A bit of a sweeping statement that but given that thousands of people (I hope!) are reading this article, a significent percentage of you must have engaged in a disagreement – with your spouse, stranger on the internet, neighbouring country – whatever. You can’t be right all the time so when was the last time you were wrong about something significent? Having a bit of diffulty coming up with an example? Either you are never wrong or there’s some secret, sinister censor erasing your memories of error. There is. It’s you.
‘Man is not a rational animal, he’s a rationalising one’ said Robbie Heinlein back in the middle of the last century. A pithy aphorism that fifty-some years later award winning psychologists Carol Tavris and Elliot Aronson attempt to put some numbes on. “Mistakes Were Made (But Not By Me)” is not a new book – it’s been banging around the US for a couple of years – but this edition is the first printing on this side of the pond and in it the authors explore why we can easily change our mind about small subjects but the big stuff is different. What is that inner censor that will defend to the death anything we are invested in and why will we twist our minds into pretzel shapes and throw anything – logic, self-interest, friends, loved ones – onto the pyre to keep the flame of self-justification flickering?
Politics and law are wide, ripe fields that Tavris & Aronson harvest heavily but they are not the only examples. National obsessions (in the US at least) with satanic Kindergartens and ‘recovered memory’ fads rip families apart with manufactured accusations of child abuse. All mistakes made by decent, honest people trying to do right but who instead find themselves on a slippery slope of wrong they can’t afford to acknowledged or abandon. We all think we’re better than that. We’ed never fall that far. We aren’t. We would. A salesman’s sample, a ‘free’ gift, a stroked ego sabotages your sense of obligation and softens you up for the panhandle. The mental tricks we use to justify stealing office supplies are the same ones that justify a missile strike on civilian targets. Good men can be made into monsters if the installments are small enough.
I can’t imagine anyone who’s life would not be improved by embracing the author’s insights here but there is a nagging feeling that Tavris & Aronson are like a dog with a bone. It’s a big, juicy, important bone that we could all do with chewing on but it’s still just one bone. Sure, someone might be unreliably enthuastic in defending an expensive decision but ‘buyer’s remorse’ exists for everything from cars to counselling too. Kennedy’s ‘buck stops here’ approach may have helped his career in the ‘60’s but it sunk Carter’s in the ‘70’s. And while we’re on the subject of errors – praising students for effort rather than just the solution is fine. Telling them that studying will increase their IQ is just plain wrong.

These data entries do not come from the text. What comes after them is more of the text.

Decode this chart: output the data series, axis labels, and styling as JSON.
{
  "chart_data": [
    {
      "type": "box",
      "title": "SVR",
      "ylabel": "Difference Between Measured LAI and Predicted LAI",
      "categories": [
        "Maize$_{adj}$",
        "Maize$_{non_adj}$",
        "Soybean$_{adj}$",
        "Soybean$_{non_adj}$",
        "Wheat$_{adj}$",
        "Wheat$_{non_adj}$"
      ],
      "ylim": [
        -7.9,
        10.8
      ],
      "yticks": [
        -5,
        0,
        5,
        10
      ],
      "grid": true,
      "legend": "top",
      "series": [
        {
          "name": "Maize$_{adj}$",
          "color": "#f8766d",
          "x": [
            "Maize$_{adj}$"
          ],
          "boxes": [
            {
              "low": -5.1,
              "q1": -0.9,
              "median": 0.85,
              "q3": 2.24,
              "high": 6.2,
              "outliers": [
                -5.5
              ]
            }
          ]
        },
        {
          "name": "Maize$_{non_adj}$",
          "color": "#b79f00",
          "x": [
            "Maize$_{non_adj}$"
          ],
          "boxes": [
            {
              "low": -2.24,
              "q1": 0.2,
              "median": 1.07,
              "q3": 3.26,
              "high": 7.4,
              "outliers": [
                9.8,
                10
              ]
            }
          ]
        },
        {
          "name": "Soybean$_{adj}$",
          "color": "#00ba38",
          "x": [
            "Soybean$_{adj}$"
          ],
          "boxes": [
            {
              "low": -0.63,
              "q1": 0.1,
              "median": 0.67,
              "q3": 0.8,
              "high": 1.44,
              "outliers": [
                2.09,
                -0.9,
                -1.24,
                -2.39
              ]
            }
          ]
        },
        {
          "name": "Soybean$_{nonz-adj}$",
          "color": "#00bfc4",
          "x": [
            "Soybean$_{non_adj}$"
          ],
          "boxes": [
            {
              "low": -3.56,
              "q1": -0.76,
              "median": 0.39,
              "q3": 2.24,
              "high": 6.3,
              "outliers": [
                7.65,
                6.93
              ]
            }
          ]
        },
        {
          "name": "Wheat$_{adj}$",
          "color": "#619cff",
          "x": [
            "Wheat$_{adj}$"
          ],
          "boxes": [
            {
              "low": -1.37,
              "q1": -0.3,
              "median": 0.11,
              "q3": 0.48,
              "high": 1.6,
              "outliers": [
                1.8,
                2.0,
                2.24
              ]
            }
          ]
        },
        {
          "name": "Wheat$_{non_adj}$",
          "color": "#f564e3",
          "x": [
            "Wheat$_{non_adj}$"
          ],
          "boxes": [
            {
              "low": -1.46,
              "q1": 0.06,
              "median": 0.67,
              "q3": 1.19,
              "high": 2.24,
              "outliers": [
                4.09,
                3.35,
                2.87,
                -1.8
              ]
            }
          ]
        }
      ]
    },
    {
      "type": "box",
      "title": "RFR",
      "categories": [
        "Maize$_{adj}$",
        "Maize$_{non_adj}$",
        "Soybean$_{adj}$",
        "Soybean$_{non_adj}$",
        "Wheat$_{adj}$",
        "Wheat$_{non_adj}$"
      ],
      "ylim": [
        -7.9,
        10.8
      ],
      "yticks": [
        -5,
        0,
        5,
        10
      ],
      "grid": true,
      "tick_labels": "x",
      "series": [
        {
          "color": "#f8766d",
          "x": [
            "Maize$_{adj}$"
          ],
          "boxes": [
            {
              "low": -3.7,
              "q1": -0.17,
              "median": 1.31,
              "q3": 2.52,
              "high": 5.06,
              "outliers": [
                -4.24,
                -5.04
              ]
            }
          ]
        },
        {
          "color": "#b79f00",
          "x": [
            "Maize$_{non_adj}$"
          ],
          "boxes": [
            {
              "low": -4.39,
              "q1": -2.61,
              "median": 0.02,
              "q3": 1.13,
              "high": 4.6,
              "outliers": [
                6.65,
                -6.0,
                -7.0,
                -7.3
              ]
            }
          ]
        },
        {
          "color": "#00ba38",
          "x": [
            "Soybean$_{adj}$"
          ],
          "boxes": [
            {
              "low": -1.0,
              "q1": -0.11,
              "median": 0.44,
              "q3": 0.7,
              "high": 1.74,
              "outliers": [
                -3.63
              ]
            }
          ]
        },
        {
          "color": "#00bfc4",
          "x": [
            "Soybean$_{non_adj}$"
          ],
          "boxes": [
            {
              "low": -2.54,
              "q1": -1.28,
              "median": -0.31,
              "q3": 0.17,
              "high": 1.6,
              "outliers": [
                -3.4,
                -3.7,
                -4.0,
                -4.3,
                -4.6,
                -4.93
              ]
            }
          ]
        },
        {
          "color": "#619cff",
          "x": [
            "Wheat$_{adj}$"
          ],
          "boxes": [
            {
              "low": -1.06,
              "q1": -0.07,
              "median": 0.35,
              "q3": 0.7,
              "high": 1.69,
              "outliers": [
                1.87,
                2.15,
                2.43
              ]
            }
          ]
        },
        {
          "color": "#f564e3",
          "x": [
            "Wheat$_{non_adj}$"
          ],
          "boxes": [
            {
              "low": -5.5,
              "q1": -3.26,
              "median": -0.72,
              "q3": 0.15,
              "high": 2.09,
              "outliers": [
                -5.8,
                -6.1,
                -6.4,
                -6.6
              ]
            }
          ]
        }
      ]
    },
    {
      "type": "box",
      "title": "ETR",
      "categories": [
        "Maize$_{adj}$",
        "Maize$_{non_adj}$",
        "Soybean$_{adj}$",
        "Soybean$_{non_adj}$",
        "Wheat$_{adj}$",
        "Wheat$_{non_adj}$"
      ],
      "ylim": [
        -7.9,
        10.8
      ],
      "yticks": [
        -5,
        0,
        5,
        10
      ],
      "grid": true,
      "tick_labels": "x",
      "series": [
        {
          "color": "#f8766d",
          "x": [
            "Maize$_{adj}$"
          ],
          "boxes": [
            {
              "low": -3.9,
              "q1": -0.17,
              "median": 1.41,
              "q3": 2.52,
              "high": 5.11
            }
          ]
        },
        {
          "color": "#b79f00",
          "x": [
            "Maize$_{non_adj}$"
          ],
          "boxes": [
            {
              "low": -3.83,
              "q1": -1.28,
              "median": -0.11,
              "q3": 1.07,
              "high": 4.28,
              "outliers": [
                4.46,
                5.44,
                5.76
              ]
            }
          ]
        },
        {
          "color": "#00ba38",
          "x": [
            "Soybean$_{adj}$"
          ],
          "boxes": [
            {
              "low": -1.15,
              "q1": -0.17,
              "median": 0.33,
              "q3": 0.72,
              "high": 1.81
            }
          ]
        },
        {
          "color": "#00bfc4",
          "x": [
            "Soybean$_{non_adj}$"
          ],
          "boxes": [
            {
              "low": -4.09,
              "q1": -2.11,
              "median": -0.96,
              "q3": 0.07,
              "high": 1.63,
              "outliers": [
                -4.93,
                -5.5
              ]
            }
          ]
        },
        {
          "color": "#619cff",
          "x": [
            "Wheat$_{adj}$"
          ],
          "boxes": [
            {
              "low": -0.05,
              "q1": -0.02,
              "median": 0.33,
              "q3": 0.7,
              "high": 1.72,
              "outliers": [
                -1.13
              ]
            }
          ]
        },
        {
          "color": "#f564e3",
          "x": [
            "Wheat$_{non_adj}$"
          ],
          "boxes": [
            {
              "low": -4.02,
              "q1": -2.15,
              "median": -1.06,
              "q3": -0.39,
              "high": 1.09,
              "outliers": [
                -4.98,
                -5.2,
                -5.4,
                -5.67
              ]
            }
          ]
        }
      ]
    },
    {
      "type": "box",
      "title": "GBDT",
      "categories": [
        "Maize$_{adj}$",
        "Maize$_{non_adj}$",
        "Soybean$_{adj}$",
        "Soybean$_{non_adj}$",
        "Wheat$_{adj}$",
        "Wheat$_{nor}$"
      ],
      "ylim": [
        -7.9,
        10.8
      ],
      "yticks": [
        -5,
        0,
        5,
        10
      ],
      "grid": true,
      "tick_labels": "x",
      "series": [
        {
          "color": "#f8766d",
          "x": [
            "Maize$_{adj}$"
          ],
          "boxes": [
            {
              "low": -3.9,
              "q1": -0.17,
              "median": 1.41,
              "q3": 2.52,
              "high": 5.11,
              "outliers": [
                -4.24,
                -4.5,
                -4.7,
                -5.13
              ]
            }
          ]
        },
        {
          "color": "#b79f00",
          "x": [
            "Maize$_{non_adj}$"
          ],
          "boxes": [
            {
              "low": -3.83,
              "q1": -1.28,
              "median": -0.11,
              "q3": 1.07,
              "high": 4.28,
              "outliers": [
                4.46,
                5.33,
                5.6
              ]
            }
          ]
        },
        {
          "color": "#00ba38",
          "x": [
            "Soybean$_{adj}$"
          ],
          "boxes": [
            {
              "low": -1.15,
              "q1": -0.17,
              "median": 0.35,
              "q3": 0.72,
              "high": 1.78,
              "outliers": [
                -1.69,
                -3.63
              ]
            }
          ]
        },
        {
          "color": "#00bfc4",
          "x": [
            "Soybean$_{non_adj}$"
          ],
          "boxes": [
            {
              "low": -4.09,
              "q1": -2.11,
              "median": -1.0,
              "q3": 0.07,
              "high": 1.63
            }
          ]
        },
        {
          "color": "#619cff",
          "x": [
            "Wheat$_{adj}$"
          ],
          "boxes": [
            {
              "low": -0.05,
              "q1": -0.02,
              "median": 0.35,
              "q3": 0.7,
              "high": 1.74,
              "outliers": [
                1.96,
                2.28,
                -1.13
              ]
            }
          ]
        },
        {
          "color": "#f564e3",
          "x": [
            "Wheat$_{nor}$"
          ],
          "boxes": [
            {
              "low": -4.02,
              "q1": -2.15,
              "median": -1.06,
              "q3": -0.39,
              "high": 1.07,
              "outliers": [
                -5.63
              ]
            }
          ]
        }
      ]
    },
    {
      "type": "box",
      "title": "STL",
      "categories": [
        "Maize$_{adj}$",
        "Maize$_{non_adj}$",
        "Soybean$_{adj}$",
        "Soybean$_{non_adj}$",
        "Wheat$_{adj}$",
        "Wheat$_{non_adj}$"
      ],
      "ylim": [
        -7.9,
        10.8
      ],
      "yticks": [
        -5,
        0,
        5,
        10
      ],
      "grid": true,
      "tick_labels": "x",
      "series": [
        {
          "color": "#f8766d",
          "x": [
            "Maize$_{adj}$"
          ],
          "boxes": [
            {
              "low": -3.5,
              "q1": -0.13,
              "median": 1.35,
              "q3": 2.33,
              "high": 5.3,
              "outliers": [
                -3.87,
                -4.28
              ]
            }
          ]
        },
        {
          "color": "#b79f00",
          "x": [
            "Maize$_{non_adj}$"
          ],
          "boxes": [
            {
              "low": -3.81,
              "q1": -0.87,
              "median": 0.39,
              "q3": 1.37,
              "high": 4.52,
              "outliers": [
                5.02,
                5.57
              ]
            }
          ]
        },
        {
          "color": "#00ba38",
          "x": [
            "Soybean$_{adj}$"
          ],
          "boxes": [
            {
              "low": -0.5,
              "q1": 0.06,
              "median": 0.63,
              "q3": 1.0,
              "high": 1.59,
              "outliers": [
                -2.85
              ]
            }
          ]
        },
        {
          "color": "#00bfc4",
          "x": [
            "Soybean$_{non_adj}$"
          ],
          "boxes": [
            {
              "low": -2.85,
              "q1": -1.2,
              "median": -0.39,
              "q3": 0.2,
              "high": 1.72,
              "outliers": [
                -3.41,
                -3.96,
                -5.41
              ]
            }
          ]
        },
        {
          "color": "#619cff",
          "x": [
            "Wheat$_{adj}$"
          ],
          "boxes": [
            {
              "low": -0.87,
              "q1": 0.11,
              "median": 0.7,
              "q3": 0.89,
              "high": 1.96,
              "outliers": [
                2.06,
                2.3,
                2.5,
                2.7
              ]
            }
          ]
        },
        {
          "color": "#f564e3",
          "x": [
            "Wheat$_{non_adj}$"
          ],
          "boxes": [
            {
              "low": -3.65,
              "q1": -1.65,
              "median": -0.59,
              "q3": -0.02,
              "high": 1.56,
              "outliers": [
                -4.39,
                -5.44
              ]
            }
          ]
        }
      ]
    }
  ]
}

The authors promise to show us some methods to overcome our inner censor but they don’t really come up with the goods. So what if the cost of admitting error is sometimes less than we fear? Sometimes it’s more. Might it not be better to subvert that inner censor? What if, instead of defending a self-image of adamant confidence, it was defending a self-image of adamant honesty? Maybe the more we believe ourselves to be the sort of person that admits mistakes and takes it on the chin the more our inner censor will work to make it true.
Of course, that’s just my opinion. I could be wrong.